Jérusalem en Joie vers La Cité Bleue de Genève
Après le concert Roma emmené la veille à La Cité Université par le Directeur artistique de La Cité Bleue Leonardo García Alarcón et ses phalanges (notre compte-rendu), la Compagnie La Tempête de Simon-Pierre Bestion invite en l'Église Sainte-Thérèse de Genève à une enthousiaste pérégrination musicale œcuménique vers Jérusalem. Ce voyage allie “Prières, berceuses, danses, chansons d’amour et invocations” en une douzaine de langues, formant “un grand rituel vocal”. Ce voyage est en outre rehaussé par une scénographie de lumières longilignes (création de Marianne Pelcerf), disposées sur des piques, à hauteur d’homme, et traçant divers chemins de lumière dans cette très sobre église. Des projections de textes en hébreu notamment sont un peu atténuées par la lumière du jour encore présente à cette heure.

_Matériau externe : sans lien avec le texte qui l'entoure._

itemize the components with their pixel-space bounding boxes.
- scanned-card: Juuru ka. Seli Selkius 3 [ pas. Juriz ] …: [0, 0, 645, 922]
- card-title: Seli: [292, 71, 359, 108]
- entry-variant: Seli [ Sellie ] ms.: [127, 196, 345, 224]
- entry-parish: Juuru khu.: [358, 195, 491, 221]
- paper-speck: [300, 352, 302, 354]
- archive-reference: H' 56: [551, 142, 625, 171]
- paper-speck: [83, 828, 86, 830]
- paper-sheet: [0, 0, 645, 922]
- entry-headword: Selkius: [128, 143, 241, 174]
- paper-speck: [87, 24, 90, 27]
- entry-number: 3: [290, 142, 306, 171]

Les contrastes sont pleinement ceux des instruments, ce soir en petit nombre mais avec un souci de timbres précieux, entre orient et occident : un serpent et des cornets à bouquins (instruments à vent), une clarinette et un duduk, diverses percussions, tous joués avec entrain et chaleur par les musiciens. L’ensemble vocal (trois par voix) est homogène et équilibré, avec un souci de la prononciation manifeste, tout pénétré de la compréhension du propos (dans toute sa riche diversité). La virtuosité musicale s’apprécie dans la capacité à articuler les textes, les styles et les langages musicaux très divers. Ce grand souci d’interprétation se ressent aussi au travers de la ferveur et de la densité investies dans le son. La vocalité se déploie avec une efficacité naturelle du triple piano au triple forte. Le pupitre de basses, sonore et raffiné, confère un grand sentiment de spatialité, également modelée au gré des déplacements fréquents (procession initiale et conclusive, mais également dispositions diverses, dont celle, "immersive", qui consiste à entourer l’auditoire).
Le chœur est constamment présent, en bourdon ou en répons, dans les œuvres orientales et de manière plus attendue dans les œuvres de la tradition écrite occidentale.
Les solistes sont issus de traditions musicales orientales diverses, parfois orales. Georges Abdallah (pour les chants traditionnels arabes, melkites et byzantins) a une voix qui s’inscrit dans la tessiture du ténor, avec étendue dans les aigus. La voix n’est pas puissante, mais très bien projetée et audible. Le chant est constamment mélismatique, chaque note étant brodée, dans de longues phrases sinueuses mais sans ostentation : au service de la narration.
Milena Jeliazkova (pour les chants séfarades, bulgares, hébreux et arméniens) a une voix inscrite dans l’étendue du mezzo soprano. Sa voix est très incorporée, comme de tradition entre la Bulgarie et la Macédoine, mais également lumineuse. Le chant sait se faire sinueux, serpentin, très mélismatique aussi mais plus lent dans son déploiement. Une grande présence confère à sa voix un impact expressif particulier, dès la première pièce d’ailleurs, due à sa propre plume, une composition méditative en langue arménienne.
Le concert dégage ainsi un esprit forgé par l’implication de tous en un dialogue universel, sachant s’élever vers un déluge sonore tenu et sculpté par Simon-Pierre Bestion (qui signe également arrangements et mise en espace) en maître des tempêtes. Sa direction soutient la richesse et la finesse de cet esprit tout en nourrissant sa puissance, la direction se montrant constamment claire et sincère.
Ce dialogue orient-occident sonne ainsi comme une évidence, acoustique et spirituelle en cette église catholique, lui donnant tout son sens (“ecclesia catholicon” : assemblée universelle). Le public fasciné durant le concert suit les artistes dans cet univers, avant de les suivre littéralement pour finir en procession sur le parvis de l'église.